Sallie Chilcoat is a romance writer, one who moved from her home state of Washington to Virginia, to be with the man she thought she was in love with. That didn't work out, but she's still in Virginia, living in a fairly high-end small town, in a condo development that's very nice, but with a mortgage she can afford.
Sallie tries to keep her writing career to herself, but she's living across the hall from a friendly, likeable, extremely chatty gossip. Beth is an older woman, friendly and outgoing, with no family anymore. Sallie enjoys her company, even if she has to watch what she says.
Then one day, she's looking out the window of her condo, and sees a man playing an accordion in the gazebo. She goes out for a walk, and on her way back, she finds the accordion player still in the gazebo, but no longer playing. He is now dead.

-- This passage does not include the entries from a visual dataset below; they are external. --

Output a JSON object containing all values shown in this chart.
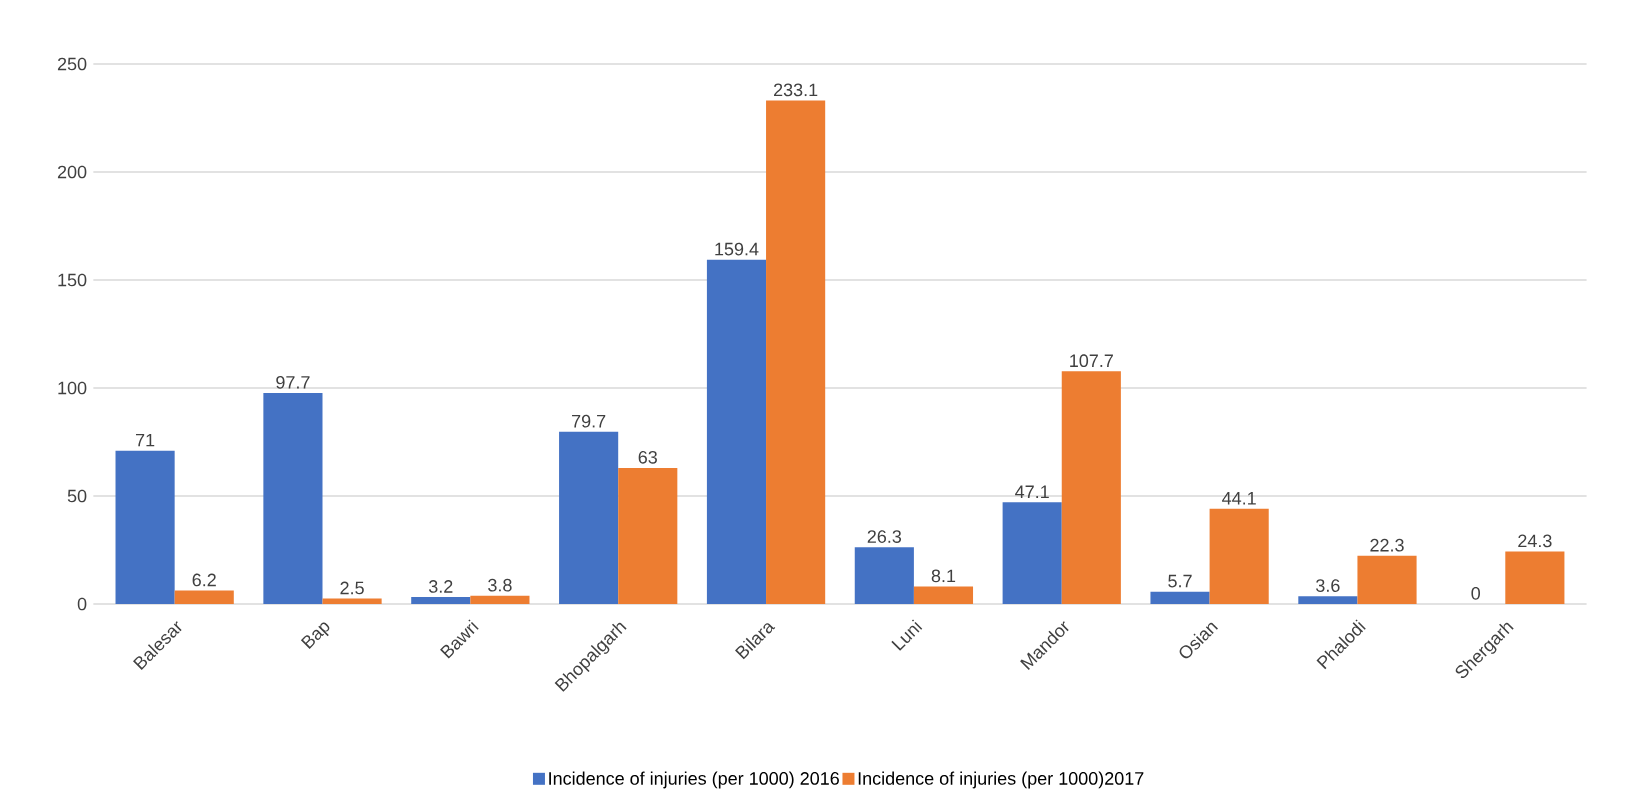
{
  "chart_data": {
    "type": "bar",
    "categories": [
      "Balesar",
      "Bap",
      "Bawri",
      "Bhopalgarh",
      "Bilara",
      "Luni",
      "Mandor",
      "Osian",
      "Phalodi",
      "Shergarh"
    ],
    "series": [
      {
        "name": "Incidence of injuries (per 1000) 2016",
        "color": "#4472c4",
        "values": [
          71,
          97.7,
          3.2,
          79.7,
          159.4,
          26.3,
          47.1,
          5.7,
          3.6,
          0
        ]
      },
      {
        "name": "Incidence of injuries (per 1000)2017",
        "color": "#ed7d31",
        "values": [
          6.2,
          2.5,
          3.8,
          63,
          233.1,
          8.1,
          107.7,
          44.1,
          22.3,
          24.3
        ]
      }
    ],
    "ylim": [
      0,
      250
    ],
    "yticks": [
      0,
      50,
      100,
      150,
      200,
      250
    ],
    "grid": "y",
    "legend": "bottom",
    "data_labels": true
  }
}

She calls 911, and before the police arrive two of her neighbors, Cass and her husband Dan, arrive. Dan says they barely know the dead man, Alan Staples, while Cass seems far more upset than bare acquaintance makes likely. It's not long before Sallie, and Bill, the handsome handyman whose looks she's been admiring, are conducting their own investigation of their neighbors.
They're both smart, observant, competent people. They also both have their own set of emotional insecurities, though we see Sallie's from the inside, as it were, and Bill's only through what Sallie observes. Amongst their neighbors, both in the condo development and in the nearby area, they find a plentiful supply of potential suspects. The dead man turns out to have been a ladies' man who has been making trouble among the ladies since he was a teenager in a foster home.
This is a lively, fun story, and Michelle Babb, as always, does a great job with the narration. Recommended.
I received a free copy of this audiobook from the narrator, and am reviewing it voluntarily.